Re: [PATCH] vfs: check dentry is still valid in get_link()
From: Ian Kent
Date: Mon Jan 17 2022 - 21:53:03 EST
On Tue, 2022-01-18 at 01:32 +0000, Al Viro wrote:
> On Mon, Jan 17, 2022 at 07:48:49PM +0000, Al Viro wrote:
> > > But that critically depends upon the contents not getting
> > > mangled. If it
> > > *can* be screwed by such unlink, we risk successful lookup
> > > leading to the
> > > wrong place, with nothing to tell us that it's happening. We
> > > could handle
> > > that by adding a check to fs/namei.c:put_link(), and propagating
> > > the error
> > > to callers. It's not impossible, but it won't be pretty.
> > >
> > > And that assumes we avoid oopsen on string changing under us in
> > > the first
> > > place.
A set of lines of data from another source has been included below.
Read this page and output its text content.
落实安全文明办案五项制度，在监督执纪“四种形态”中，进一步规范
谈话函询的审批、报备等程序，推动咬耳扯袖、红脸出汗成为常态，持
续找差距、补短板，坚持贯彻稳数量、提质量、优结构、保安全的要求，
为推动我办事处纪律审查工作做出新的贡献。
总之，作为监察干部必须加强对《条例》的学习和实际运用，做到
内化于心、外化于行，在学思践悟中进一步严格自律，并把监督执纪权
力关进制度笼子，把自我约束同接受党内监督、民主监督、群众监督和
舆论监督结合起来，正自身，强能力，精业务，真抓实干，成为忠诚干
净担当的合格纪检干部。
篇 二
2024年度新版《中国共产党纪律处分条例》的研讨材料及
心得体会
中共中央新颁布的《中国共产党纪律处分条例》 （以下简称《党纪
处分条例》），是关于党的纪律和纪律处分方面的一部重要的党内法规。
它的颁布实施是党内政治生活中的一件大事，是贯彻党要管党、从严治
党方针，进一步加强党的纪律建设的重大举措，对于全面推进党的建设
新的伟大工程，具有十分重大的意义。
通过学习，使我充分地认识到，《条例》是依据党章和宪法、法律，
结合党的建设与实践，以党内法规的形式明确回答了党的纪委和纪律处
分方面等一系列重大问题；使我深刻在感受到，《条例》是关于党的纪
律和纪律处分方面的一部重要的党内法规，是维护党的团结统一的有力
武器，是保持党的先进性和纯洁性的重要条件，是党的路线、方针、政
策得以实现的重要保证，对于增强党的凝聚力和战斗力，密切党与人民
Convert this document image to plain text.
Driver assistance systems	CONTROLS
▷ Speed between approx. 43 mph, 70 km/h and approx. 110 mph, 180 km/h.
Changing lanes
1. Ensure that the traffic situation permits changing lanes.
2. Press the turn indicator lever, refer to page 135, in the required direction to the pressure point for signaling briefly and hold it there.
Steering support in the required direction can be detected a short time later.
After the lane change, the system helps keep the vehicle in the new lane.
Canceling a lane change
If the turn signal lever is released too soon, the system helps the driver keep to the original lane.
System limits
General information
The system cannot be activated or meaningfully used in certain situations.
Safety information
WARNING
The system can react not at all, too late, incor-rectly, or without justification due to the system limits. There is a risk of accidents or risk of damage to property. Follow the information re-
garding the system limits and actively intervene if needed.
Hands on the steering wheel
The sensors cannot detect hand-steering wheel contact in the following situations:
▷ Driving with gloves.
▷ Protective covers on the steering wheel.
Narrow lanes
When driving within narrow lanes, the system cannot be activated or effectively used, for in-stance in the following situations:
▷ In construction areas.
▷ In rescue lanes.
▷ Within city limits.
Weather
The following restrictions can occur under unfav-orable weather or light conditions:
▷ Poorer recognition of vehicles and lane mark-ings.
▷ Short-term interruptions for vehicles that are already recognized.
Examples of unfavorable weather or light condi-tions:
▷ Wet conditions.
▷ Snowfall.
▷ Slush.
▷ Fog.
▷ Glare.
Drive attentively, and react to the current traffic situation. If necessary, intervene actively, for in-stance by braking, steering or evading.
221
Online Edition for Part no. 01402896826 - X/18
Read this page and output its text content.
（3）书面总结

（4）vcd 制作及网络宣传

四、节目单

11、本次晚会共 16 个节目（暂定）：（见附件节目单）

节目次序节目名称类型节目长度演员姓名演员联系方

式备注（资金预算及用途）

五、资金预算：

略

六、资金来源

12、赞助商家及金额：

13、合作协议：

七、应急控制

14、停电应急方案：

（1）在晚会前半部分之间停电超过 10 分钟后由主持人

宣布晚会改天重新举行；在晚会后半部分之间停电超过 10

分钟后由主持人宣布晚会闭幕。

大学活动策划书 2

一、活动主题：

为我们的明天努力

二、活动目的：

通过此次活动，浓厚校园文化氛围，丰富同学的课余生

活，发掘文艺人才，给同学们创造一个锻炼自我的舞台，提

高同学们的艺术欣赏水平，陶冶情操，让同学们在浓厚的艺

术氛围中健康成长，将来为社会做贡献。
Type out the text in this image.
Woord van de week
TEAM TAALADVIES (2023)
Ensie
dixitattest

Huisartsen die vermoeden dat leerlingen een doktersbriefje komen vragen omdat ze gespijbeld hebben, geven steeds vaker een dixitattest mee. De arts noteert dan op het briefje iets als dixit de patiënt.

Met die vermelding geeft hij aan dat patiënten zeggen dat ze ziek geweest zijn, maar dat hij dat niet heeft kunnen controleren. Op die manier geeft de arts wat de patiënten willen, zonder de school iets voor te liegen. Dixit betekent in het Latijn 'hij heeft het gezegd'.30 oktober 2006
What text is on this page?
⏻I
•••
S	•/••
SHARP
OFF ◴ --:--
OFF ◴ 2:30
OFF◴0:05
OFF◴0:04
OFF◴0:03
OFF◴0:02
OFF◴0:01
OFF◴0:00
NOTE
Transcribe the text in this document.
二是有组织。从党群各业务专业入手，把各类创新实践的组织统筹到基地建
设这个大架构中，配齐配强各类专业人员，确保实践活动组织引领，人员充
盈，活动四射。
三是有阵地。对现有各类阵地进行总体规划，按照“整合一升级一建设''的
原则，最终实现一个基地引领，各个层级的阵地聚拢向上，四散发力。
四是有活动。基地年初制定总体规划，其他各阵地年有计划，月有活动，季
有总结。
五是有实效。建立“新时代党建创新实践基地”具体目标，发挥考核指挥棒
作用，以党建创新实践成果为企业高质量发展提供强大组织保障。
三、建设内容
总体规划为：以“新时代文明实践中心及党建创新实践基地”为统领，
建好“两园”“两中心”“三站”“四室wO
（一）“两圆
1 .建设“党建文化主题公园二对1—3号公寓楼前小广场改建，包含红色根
Which might or might not be true - I hadn't finished the
> > > audit yet.
> > > Note that it's *NOT* just fs/namei.c + fs/dcache.c + some fs
> > > methods -
> > > we need to make sure that e.g. everything called by ->d_hash()
> > > instances
> > > is OK with strings changing right under them. Including
> > > utf8_to_utf32(),
> > > crc32_le(), utf8_casefold_hash(), etc.
> >
> > And AFAICS, ext4, xfs and possibly ubifs (I'm unfamiliar with that
> > one and
> > the call chains there are deep enough for me to miss something)
> > have the
> > "bugger the contents of string returned by RCU ->get_link() if
> > unlink()
> > happens" problem.
> >
> > I would very much prefer to have them deal with that crap,
> > especially
> > since I don't see why does ext4_evict_inode() need to do that
> > memset() -
> > can't we simply check ->i_op in ext4_can_truncate() and be done
> > with
> > that?
>
> This reuse-without-delay has another fun side, AFAICS. Suppose the
> new use
> for inode comes with the same ->i_op (i.e. it's a symlink again) and
> it
> happens right after ->get_link() has returned the pointer to body.
>
> We are already past whatever checks we might add in pick_link(). And
> the
> pointer is still valid. So we end up quietly traversing the body of
> completely unrelated symlink that never had been anywhere near any
> directory
> we might be looking at. With no indication of anything going wrong -
> just
> a successful resolution with bogus result.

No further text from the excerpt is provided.